= DFX2 (band) =

DFX2 was a San Diego, California based band in the 1980s. Led by twin brothers Douglas Farage (vocals and rhythm guitar) and David Farage (lead guitar and vocals), the band's name was derived from their initials: D.F. times two (x 2). The band's other members were Frank Hailey (drums) and Eric Gotthelf (bass) (who replaced John Avery and Matthew Pray respectively after the release of their first EP, "Where Are They Now"). Though marketed as a new wave band, DFX2 was heavily influenced by the sound of the Rolling Stones.

DFX2 released two EPs, and their songs "Emotion" and "Maureen" were minor hits. The videos for the songs received extensive airplay on MTV. The band officially broke up in 1989. "Emotion", although recorded live at the Spirit Club in San Diego, received heavy airplay on the L.A. radio station KROQ, eventually climbing to #1 by request.

Since then, the Farage brothers have continued to work with the Beat Farmers, Mojo Nixon, and other performers.
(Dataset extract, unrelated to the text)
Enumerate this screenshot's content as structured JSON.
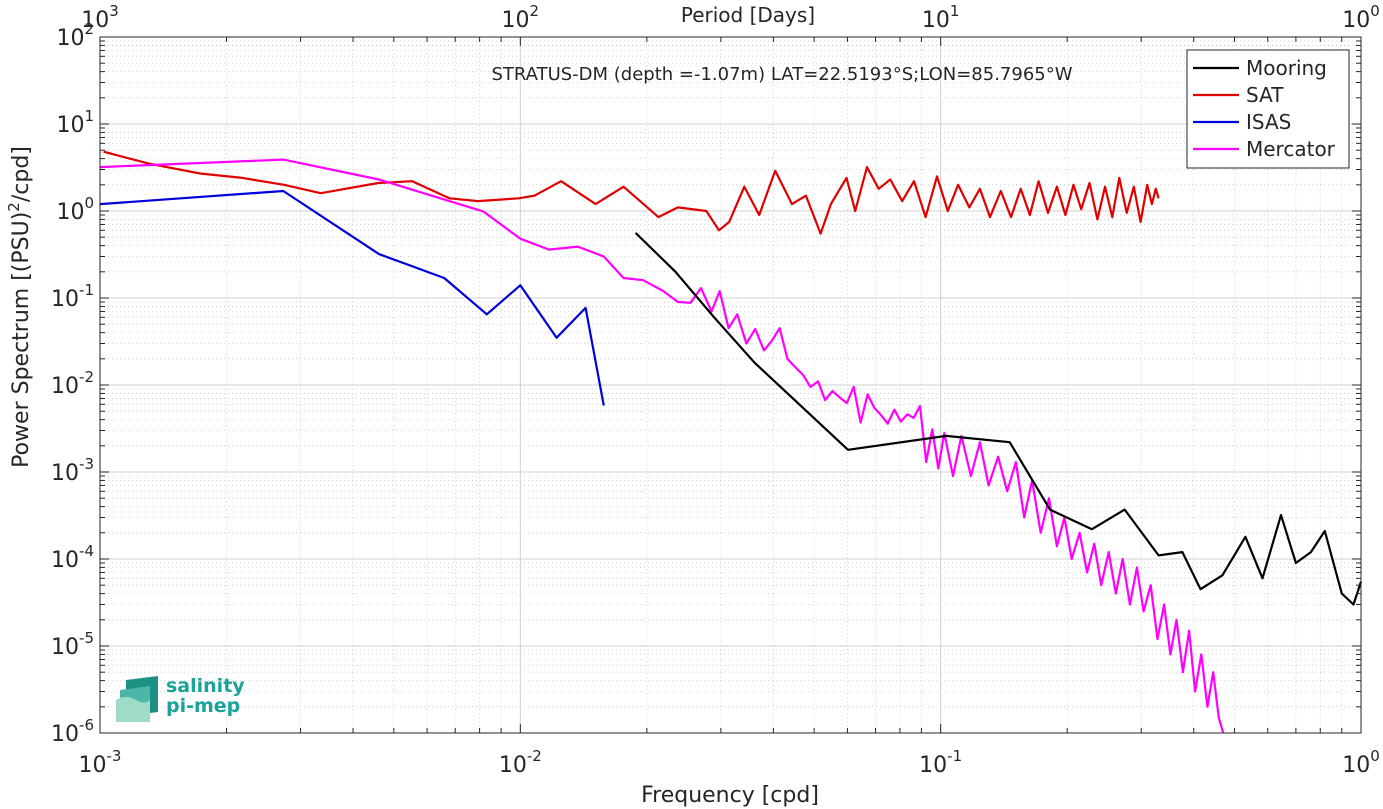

Matthew Pray went on to found Laws of Motion, and Burning Bridges, and later joined the performance art band Barefoot Hockey Goalie.

==Discography==
All releases U.S. except where noted

=== E.P.’s===
- 1980 Where Are They Now? – World Records
- 1983 Emotion – MCA Records
- 1987 Maureen - Music Action - (French edition of "Emotion" EP with new cover and song order)

=== Singles===
- 1979 - "I Love My Car / You're So Cold" - Double Trouble Records Company
- 1983 - "Maureen / Something's Always Happening" - MCA (also released in Canada)
- 1983 - "Maureen / Maureen" - MCA (12" promo only release, also released as promo in Canada)
- 1983 - "Emotion / Something's Always Happening" - MCA (also released in Canada)
- 1983 - "Emotion / Emotion" (12" promo only release, also released as promo in Canada)
- 1987 - "Maureen / Emotion" - Music Action (France only release)

=== Albums===
- 1983 BBC Radio 1 #441 - London Wavelength (promotional only radio show)
- 2010 Anthology: Emotion – Fuel 2000

===Compilation album appearances===
- 1982 Who's Listening – Government Records - includes "Emotion"
- 1995 Just Can't Get Enough: New Wave Hits of the '80s, Vol. 11 – Rhino Records – includes "Emotion"

==Quote==

"I'll rock and roll 'til I fall down," shouts Douglas Farage in his best Jaggeresque drawl, and darn if you don't believe every word.